When the film Made in Bangladesh by Rubaiyat Hossain ended in a recent screening in the Toronto International Film Festival, there was a hushed silence for a second, and then the entire hall of non-Bangladeshi audience members stood up and applauded.
I stood up and felt proud and teary-eyed. This doesn’t happen to me often.
It was a powerful movie (also one of the best Bangladeshi films that I have ever seen), one that shook me up from my middle-class complacency. I was not so proud of the fact that I was wearing a brand-name Eddie Bauer vest that was also made in Bangladesh -- the cost, according to my quick calculation, more than a month’s salary of a garment worker in Bangladesh.
The movie is about a non-compliant garments factory, somewhere in Dhaka, and centres around the life of Shumi and a few of her female co-workers. The film is directed by a young woman, Rubaiyat Hossain, and it is all about other young women who work in garments factories.
Soon after the movie begins, there is fire in the factory, and a stampede down the stairway as the workers try to escape (clearly there is no fire escape), which highlights the conditions of thousands of such factories throughout the nation. One woman dies, the factory closes down, overtime payments are stopped, and as the struggle for survival increases, the need for a voice to demand justice becomes imperative.
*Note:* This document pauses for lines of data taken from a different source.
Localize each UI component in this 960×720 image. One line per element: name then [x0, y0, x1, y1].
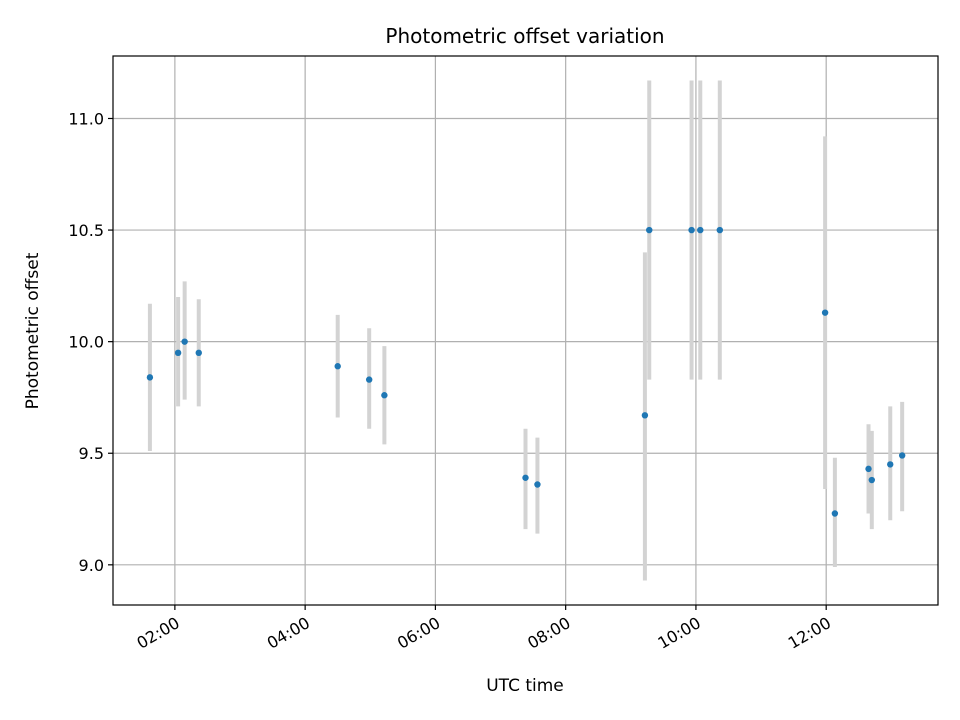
- y-tick-label: 11.0: [68, 109, 104, 128]
- data-point: [697, 226, 704, 234]
- data-point: [174, 349, 182, 357]
- y-axis-ticks: 9.0 9.5 10.0 10.5 11.0: [68, 109, 113, 575]
- data-point: [898, 452, 906, 459]
- data-point: [181, 338, 188, 345]
- plot-frame: [112, 55, 939, 606]
- data-point: [365, 376, 373, 383]
- y-tick-label: 10.5: [68, 221, 104, 240]
- data-point: [334, 363, 341, 370]
- data-point: [534, 481, 541, 488]
- data-point: [868, 476, 875, 484]
- y-tick-label: 10.0: [68, 333, 104, 352]
- data-point: [821, 309, 829, 316]
- x-axis-label: UTC time: [486, 676, 564, 696]
- y-tick-label: 9.5: [79, 444, 104, 463]
- chart-title: Photometric offset variation: [385, 24, 664, 48]
- data-point: [641, 412, 649, 419]
- y-axis-label: Photometric offset: [23, 252, 43, 409]
- data-point: [865, 465, 872, 473]
- data-point: [381, 392, 388, 399]
- data-point: [716, 226, 724, 234]
- y-tick-label: 9.0: [79, 556, 104, 575]
- data-point: [887, 461, 894, 468]
- data-point: [146, 374, 154, 381]
- data-point: [831, 510, 839, 517]
- data-point: [522, 474, 529, 481]
- data-point: [195, 349, 202, 357]
- data-point: [646, 226, 653, 234]
- data-points: [146, 226, 906, 517]
- data-point: [688, 226, 695, 234]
It is at this point that Shumi (played by Reekita Nondine Shimu) emerges as a true heroine at a time and an age when such heroism is so rare.
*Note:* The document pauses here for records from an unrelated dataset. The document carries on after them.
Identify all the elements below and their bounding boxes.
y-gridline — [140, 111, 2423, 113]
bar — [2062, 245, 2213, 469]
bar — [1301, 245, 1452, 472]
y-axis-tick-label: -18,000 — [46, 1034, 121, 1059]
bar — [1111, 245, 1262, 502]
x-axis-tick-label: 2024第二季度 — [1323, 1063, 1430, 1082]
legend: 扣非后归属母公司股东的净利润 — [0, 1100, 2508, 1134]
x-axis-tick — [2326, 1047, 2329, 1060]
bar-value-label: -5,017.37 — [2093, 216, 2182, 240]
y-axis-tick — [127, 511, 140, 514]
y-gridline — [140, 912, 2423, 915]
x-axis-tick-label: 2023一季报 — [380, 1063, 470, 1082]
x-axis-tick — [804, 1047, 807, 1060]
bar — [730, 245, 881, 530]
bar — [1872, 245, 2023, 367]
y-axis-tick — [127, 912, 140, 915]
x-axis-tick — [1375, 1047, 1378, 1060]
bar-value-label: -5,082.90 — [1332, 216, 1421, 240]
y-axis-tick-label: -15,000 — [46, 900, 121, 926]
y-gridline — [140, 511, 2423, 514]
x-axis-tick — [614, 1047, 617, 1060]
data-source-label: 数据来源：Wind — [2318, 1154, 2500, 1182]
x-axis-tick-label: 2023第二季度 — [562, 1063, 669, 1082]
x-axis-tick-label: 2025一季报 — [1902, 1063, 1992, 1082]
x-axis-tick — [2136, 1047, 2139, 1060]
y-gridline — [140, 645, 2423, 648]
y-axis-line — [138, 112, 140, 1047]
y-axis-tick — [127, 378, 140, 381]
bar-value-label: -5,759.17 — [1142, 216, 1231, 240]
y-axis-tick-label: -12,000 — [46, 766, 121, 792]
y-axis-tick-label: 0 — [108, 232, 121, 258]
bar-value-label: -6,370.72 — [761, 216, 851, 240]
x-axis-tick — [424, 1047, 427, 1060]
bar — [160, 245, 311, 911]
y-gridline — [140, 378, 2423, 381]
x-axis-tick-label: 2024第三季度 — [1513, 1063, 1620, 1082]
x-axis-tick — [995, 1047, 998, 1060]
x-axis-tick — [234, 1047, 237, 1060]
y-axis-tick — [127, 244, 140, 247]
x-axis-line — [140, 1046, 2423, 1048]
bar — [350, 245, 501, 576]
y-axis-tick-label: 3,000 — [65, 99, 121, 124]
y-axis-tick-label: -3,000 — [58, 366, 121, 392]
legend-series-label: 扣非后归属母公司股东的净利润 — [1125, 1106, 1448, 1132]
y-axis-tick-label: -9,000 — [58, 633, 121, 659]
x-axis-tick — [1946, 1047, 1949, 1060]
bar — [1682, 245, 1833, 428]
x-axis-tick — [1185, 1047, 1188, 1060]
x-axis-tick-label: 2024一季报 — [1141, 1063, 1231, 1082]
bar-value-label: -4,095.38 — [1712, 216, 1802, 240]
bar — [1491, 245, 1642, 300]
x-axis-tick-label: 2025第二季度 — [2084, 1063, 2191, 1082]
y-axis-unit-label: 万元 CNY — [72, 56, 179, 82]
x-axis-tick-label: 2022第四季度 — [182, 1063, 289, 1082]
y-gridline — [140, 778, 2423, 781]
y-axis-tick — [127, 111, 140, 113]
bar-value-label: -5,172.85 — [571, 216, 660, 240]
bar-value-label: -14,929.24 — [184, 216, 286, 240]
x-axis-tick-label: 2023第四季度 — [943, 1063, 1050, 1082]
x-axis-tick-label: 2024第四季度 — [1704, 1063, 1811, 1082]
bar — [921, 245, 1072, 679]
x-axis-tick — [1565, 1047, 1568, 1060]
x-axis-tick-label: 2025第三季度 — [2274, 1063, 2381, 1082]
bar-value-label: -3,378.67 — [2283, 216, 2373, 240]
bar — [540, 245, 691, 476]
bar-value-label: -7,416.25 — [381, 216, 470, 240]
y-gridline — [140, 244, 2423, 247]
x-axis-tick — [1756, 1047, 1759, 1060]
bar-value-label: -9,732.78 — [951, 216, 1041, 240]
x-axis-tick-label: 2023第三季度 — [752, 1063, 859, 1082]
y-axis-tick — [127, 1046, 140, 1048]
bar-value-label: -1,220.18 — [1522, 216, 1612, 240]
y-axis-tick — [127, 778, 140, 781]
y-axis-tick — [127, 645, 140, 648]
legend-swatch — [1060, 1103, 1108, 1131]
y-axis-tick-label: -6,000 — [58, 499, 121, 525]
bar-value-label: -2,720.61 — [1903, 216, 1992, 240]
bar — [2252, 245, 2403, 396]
In a stellar, and incredibly nuanced and authentic performance, Shumi defies her husband, resists the threats and bribes of a thuggish floor manager, and manages to overcome all the bureaucratic obstacles in her struggles to form a trade union in the factory.
This in fact is the crux of the dramatic plot: To establish a trade union of female garment workers where such formations are seen as subversive to the new captains of industry in Bangladesh.
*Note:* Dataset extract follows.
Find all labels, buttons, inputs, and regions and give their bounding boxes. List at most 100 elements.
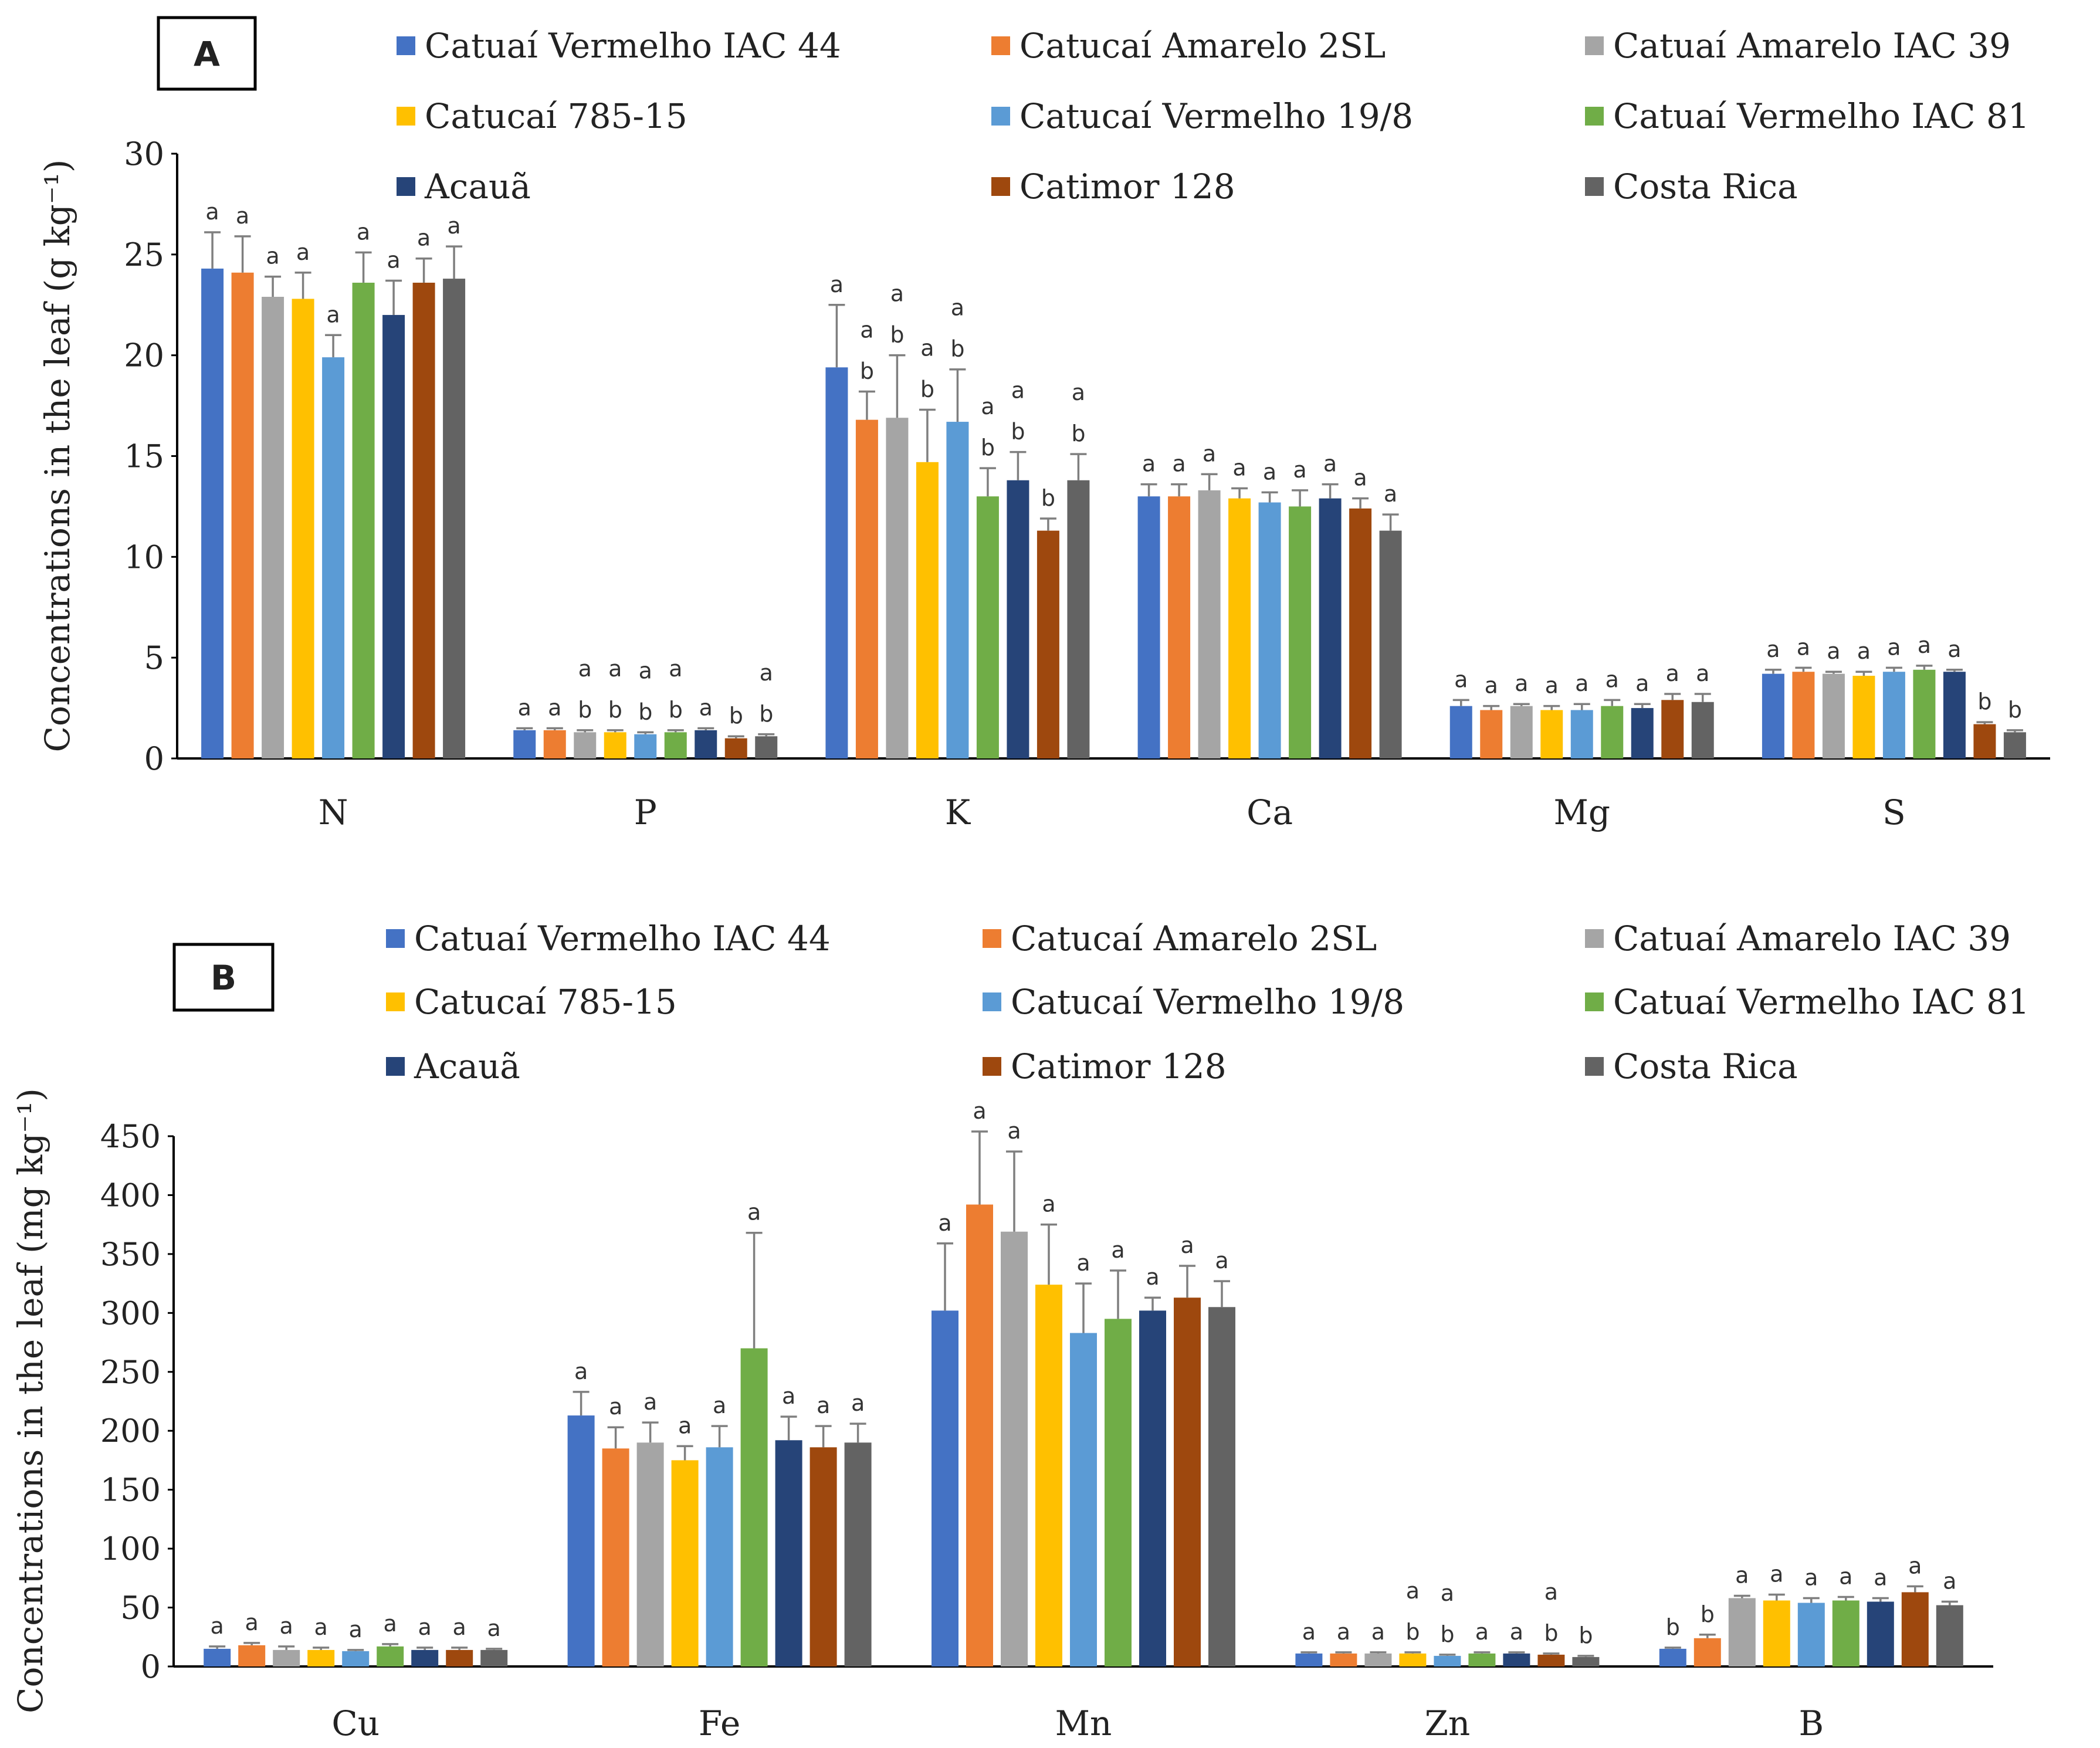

This is obviously a serious film with a serious message; Made in Bangladesh expertly combines documentary realism with drama in a way that is not in the least tendentious. The message which I got, and which the movie transmits very powerfully, is that female garment workers whom you see everyday (usually from your car) walking past you throughout the city, are real people with real lives and real struggles, and who are indeed the real heroes.
The real heroes are not the ones who tag along with the PM to the UNGA in New York, but the ones who earn less in a month (under Tk6,000) than the retail price of two or three “Made in Bangladesh” t-shirts in New York or Toronto, of which they sew more than 1,600 in a single day. The real face of brand-name “Made in Bangladesh” is the face of Shimu and not the face of the president of BGMEA.
The film doesn’t depict an idealized, romantic view of garment workers. With uncompromising realism, Rubaiyat Hossain takes us through the squalid underbelly of their lives; we see the squalour of their living conditions; we have glimpses of their dreams and their real love lives; mostly we see lives lived in excruciating deprivation, while “Made in Bangladesh” products are lavishly displayed in expensive boutiques abroad.
Their only hope for a better life is by empowering themselves through trade unions, to give themselves a voice to speak up against the daily grind of injustice and oppression that they work under.
Perhaps the film’s greatest virtue is its remarkably restrained realism in the portrayal of an underclass -- the dark, wet streets, the dingy slums, the hot and airless factory floor with no fire exit, depressing government offices overflowing with ancient files -- depicted with admirable authenticity.
The dialogues ring true and the costumes are just as shabby as they are in real life. It almost doesn’t feel like a movie made in Bangladesh.
Clearly, not every movie-goer is going to enjoy this movie, but I found it especially moving. My only hope is that the makers and distributors of this film make an effort to have a special screening for all the owners of garments factories in Bangladesh.
I would love to watch their faces as they watch this film.
Shawkat Hussain is a retired professor of English.